Ama içindeki yalnızlık hâlâ geçmemiş. Çünkü sadece teşekkür edilmek değil, gerçek dostluk da istiyormuş.

O sırada ormanda yaşayan bir çocuk varmış: adı Elif. Elif her sabah uyanır, penceresinden gökyüzüne bakar, Güneş’e el sallarmış. Fakat o gün Güneş’in ışığı biraz solukmuş.

Elif merakla göğe seslenmiş:

“Merhaba Güneş! Bugün neden solgunsun?”

Güneş ilk kez bir insanın kendisine soru sorduğunu duyunca heyecandan ışıkları parlamış.

“Sen… bana mı seslendin küçük kız?”

“Evet! Benim adım Elif. Senin ışıkların olmadan oyun oynayamam. Ama bugün sanki biraz mutsuzsun.”

Güneş, Elif’in bu sözleri karşısında duygulanmış.

“Doğru söyledin. Ben herkesi aydınlatıyorum ama kimse bana arkadaşlık etmiyor. Yalnız hissediyorum.”

Elif gülümsemiş:

“O zaman ben senin arkadaşın olurum! İstersen her sabah sana günaydın derim, her akşam da iyi geceler.”

Güneş göz kamaştıran bir sevinçle parlamış:

“Gerçekten mi? Benimle arkadaş olmak ister misin?”

“Tabii ki! Arkadaşlar birbirini mutlu eder.”

O günden sonra Elif ile Güneş her sabah konuşmaya başlamış. Elif okula giderken Güneş ona yol göstermiş. Elif oyun oynarken Güneş ışıklarıyla etrafını aydınlatmış. Ama bir gün büyük bir kara bulut gökyüzünü kaplamış.

“Güneş artık parlamayacak! Onu sonsuza kadar saklayacağım!” diye gürlemiş Kara Bulut.

Elif korkmuş:

“Hayır! O benim arkadaşım, onu alamazsın!”

Kara Bulut koca gövdesini yaymış, gökyüzünü simsiyah yapmış. Dünyada kuşlar şarkı söylemeyi bırakmış, çiçekler kapanmış.

Güneş ise içeride hapis kalmış, çaresizce seslenmiş:

“Elif! Duyuyor musun beni? Buradayım ama ışığımı gönderemiyorum.”

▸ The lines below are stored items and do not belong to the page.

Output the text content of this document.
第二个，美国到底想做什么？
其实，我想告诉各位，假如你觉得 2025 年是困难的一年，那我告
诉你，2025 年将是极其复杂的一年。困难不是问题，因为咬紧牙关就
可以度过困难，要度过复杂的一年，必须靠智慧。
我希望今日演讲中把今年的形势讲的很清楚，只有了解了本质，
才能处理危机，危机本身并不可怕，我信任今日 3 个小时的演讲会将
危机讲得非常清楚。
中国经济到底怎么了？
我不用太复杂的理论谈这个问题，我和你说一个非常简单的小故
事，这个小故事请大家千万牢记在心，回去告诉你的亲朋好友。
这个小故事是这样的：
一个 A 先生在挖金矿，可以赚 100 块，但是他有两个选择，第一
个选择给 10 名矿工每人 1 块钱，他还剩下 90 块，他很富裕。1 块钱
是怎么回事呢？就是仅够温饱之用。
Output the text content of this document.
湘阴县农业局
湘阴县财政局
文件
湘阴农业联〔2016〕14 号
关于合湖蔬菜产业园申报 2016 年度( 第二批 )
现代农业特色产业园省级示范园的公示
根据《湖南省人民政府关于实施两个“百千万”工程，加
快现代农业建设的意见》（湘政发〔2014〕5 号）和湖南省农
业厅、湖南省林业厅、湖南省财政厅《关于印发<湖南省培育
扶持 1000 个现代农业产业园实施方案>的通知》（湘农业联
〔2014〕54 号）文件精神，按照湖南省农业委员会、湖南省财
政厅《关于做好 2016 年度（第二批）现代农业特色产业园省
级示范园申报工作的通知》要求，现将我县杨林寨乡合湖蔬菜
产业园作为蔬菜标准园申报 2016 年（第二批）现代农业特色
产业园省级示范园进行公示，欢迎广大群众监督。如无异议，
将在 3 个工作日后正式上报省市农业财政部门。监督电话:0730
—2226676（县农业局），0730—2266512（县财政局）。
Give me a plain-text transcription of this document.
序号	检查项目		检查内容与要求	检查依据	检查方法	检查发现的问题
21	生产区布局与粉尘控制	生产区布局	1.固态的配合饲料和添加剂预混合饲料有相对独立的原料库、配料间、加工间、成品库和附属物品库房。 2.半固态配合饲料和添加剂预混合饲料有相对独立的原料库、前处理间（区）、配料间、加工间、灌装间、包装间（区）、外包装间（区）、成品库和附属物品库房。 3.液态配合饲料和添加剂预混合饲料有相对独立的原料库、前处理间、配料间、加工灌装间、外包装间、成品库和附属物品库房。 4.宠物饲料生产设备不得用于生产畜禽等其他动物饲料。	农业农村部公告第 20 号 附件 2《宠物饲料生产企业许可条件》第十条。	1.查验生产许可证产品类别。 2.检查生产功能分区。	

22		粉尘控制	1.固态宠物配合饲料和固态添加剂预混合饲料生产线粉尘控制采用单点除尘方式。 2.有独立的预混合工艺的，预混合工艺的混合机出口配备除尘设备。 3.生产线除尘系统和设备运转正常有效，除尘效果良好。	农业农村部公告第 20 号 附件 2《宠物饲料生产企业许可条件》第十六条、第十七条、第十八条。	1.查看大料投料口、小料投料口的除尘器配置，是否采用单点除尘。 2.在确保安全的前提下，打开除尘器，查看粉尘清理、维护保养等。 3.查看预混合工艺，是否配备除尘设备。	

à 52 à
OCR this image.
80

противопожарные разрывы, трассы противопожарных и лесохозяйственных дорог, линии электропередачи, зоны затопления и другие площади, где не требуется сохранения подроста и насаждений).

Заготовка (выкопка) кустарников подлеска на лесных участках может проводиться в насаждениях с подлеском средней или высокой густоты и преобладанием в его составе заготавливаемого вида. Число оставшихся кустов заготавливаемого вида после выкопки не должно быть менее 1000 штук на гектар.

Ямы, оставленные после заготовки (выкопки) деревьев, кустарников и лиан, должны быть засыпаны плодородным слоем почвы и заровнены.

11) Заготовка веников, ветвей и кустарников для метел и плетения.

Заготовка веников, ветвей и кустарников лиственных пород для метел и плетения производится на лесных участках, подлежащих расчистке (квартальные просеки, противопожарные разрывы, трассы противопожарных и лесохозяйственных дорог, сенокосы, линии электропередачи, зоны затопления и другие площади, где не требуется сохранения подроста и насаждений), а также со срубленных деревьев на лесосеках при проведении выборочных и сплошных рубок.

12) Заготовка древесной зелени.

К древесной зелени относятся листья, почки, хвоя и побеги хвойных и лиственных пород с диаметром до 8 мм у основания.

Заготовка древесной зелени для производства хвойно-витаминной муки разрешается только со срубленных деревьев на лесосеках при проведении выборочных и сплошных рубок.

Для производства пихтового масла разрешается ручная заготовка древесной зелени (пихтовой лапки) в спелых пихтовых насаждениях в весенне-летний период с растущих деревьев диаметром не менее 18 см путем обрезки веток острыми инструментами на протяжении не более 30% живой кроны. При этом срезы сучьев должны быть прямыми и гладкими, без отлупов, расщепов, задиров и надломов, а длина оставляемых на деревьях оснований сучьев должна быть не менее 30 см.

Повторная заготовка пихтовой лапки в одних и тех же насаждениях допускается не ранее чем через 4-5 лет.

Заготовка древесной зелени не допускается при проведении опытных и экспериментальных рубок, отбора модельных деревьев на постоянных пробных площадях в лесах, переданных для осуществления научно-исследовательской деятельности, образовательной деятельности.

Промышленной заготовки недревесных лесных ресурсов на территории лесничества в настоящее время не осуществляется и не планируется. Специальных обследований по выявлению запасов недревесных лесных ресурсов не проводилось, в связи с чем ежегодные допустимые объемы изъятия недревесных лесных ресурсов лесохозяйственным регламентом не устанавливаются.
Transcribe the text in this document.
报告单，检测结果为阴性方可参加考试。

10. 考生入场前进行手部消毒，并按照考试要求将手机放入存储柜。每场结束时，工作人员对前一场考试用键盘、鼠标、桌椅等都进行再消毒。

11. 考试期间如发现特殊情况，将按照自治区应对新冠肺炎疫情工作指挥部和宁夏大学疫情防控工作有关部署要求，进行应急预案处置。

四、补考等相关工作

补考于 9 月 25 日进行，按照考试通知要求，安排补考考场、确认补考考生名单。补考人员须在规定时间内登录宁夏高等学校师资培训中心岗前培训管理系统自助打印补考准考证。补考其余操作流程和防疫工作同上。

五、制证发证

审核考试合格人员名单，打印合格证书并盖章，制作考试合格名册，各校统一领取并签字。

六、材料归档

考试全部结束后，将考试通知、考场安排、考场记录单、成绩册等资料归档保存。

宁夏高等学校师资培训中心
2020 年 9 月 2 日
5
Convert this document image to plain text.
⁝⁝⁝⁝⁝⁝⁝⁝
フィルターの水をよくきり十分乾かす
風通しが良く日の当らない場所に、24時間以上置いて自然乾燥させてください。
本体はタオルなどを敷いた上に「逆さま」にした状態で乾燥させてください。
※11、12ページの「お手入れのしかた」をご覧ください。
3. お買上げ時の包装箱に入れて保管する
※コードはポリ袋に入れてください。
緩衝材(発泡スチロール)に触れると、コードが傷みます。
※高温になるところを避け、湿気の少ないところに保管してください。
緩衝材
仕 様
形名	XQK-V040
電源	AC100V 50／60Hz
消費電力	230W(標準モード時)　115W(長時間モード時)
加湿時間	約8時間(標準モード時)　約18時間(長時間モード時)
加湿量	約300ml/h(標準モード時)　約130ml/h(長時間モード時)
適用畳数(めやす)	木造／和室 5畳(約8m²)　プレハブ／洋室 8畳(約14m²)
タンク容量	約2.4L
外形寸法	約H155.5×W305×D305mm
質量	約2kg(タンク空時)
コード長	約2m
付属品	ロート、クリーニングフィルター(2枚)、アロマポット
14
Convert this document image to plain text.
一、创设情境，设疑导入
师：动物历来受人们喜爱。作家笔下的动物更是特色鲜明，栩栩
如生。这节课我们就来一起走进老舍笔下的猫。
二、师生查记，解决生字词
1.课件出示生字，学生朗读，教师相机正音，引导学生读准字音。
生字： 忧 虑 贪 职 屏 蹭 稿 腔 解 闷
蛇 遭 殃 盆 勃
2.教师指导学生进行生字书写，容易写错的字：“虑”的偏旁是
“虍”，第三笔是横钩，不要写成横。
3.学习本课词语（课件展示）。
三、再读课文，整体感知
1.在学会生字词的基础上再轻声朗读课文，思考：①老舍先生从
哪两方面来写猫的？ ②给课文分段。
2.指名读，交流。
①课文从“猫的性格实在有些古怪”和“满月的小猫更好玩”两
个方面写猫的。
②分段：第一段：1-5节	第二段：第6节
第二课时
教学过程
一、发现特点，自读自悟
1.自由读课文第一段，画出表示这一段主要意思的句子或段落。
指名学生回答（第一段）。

Elif gözlerini göğe dikmiş ve kararlı bir sesle bağırmış:

“Merak etme Güneş! Ben seni kurtaracağım.”

Elif, ormanın derinliklerine gidip bilge bir kaplumbağayı bulmuş.

“Bilge Kaplumbağa, Kara Bulut Güneş’i hapsetti. Onu nasıl kurtarabilirim?”

Kaplumbağa yavaşça konuşmuş:

“Cesaret ve dostluk ışığı, en güçlü silahtır. Eğer gerçekten dostun olduğunu gösterirsen, Kara Bulut çözülür gider.”

Elif düşündü. Sonra koşarak köye dönmüş, bütün çocukları toplamış:

“Arkadaşlar! Güneş bizim dostumuz. O bizi ısıtıyor, aydınlatıyor. Gelin hep birlikte ona seslenelim!”

Çocuklar hep bir ağızdan göğe bağırmış:

“Güneş! Biz seni seviyoruz!”

Bu sözler göğe yükselince Kara Bulut çatırdamaya başlamış.

“Hayır! Bu kadar sevgiyi durduramam!” diye gürlemiş.

Ve sonunda parçalanıp dağılmış. Güneş yeniden gökyüzünde parıldamış, ışıklarını her yana yaymış.

Güneş gözyaşları gibi parıldayan ışıklarıyla Elif’e seslenmiş:

“Sen gerçek bir dostsun. Beni yalnızlıktan kurtardın.”

Elif gülümsemiş:

“Dostluk paylaştıkça büyür, Güneş. Sen hep yanımızdaydın, biz de senin yanında olacağız.”

O günden sonra Güneş artık hiç yalnız hissetmemiş. Çünkü biliyormuş ki, yerdeki insanlar, çiçekler, kuşlar ve en önemlisi küçük Elif onun gerçek dostuymuş.

Ve gökyüzünde parlayan her ışık, aslında Güneş’in sevinç gözyaşlarıymış.